Nurses, doctors, and health care students in Iowa who want to train on a pediatric patient can now go to Mercy Medical Center in Cedar Rapids. As reported on KCRG-TV 9 News, Mercy is one of the first hospitals in Iowa to acquire Pediatric HAL and use him to train their nurse residency students.
Photo & Video Credit: Dave Franzman KCRG TV9.
The Mercy Foundation funded the purchase of Pediatric HAL, and he will join other patient simulators currently in use by the hospital. These simulators will help train health care professionals at Mercy and other students in eastern Iowa.
Pediatric HAL has a variety of advanced features that allow him to look, feel, and react like a real pediatric patient. He can display facial expressions that mimic the symptoms of various ailments, his eyes can follow the nurses’ movements, and he can give verbal responses in reaction to what the students are doing to him.

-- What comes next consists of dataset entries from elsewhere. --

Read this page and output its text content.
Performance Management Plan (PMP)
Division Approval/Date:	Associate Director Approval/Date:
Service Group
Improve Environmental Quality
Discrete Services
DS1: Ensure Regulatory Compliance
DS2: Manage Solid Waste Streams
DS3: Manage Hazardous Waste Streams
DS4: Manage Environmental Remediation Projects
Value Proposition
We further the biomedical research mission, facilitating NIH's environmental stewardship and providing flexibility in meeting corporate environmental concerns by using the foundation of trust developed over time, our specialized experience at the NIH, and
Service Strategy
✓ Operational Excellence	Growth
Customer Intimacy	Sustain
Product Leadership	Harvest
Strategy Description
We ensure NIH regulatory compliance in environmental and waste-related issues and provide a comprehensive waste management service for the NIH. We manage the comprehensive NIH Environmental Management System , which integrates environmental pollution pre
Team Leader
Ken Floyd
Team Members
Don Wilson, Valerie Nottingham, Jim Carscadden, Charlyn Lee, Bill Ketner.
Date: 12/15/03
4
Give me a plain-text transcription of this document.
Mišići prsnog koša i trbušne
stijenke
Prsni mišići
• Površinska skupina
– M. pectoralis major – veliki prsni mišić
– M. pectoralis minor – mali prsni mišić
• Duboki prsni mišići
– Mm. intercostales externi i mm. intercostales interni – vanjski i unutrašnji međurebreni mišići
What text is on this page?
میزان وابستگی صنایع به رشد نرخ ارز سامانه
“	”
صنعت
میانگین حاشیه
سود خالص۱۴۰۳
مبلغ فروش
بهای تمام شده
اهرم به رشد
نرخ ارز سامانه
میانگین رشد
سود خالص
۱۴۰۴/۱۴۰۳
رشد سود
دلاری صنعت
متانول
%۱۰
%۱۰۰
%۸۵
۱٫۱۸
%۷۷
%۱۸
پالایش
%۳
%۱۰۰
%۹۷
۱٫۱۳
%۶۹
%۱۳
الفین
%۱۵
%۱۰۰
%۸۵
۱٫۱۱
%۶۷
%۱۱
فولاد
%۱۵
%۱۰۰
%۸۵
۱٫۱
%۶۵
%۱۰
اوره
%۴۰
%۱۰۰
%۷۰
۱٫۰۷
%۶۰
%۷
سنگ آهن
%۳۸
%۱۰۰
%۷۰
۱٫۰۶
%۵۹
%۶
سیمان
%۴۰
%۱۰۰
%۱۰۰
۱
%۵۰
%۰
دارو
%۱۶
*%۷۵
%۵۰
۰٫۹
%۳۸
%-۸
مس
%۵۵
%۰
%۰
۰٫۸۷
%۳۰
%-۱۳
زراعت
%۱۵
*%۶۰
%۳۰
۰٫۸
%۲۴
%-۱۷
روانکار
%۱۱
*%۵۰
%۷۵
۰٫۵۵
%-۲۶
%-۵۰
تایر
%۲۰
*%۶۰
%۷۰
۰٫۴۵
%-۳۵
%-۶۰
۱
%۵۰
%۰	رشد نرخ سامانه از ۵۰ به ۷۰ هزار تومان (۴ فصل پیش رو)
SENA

Moreover, the students can use real needles to collect fluids from him, and he will begin to cry realistic tears. This level of realism allows students to immerse themselves more fully into the simulation and learn how to respond to the needs of pediatric patients.
As Tiffany Schmitt, a Mercy Nursing Resident explains, “the more realistic [Pediatric HAL’s] reactions [are to our actions,] [the] more realistic [the] training [becomes for us]. HAL just reacts to whatever we do to him and it helps us learn.”
Unlike real pediatric patients, if the students make a mistake while running a procedure, the instructor can reset the scenario and try again. This allows the students to learn from their mistakes until they master the medical procedures they will use in the real world.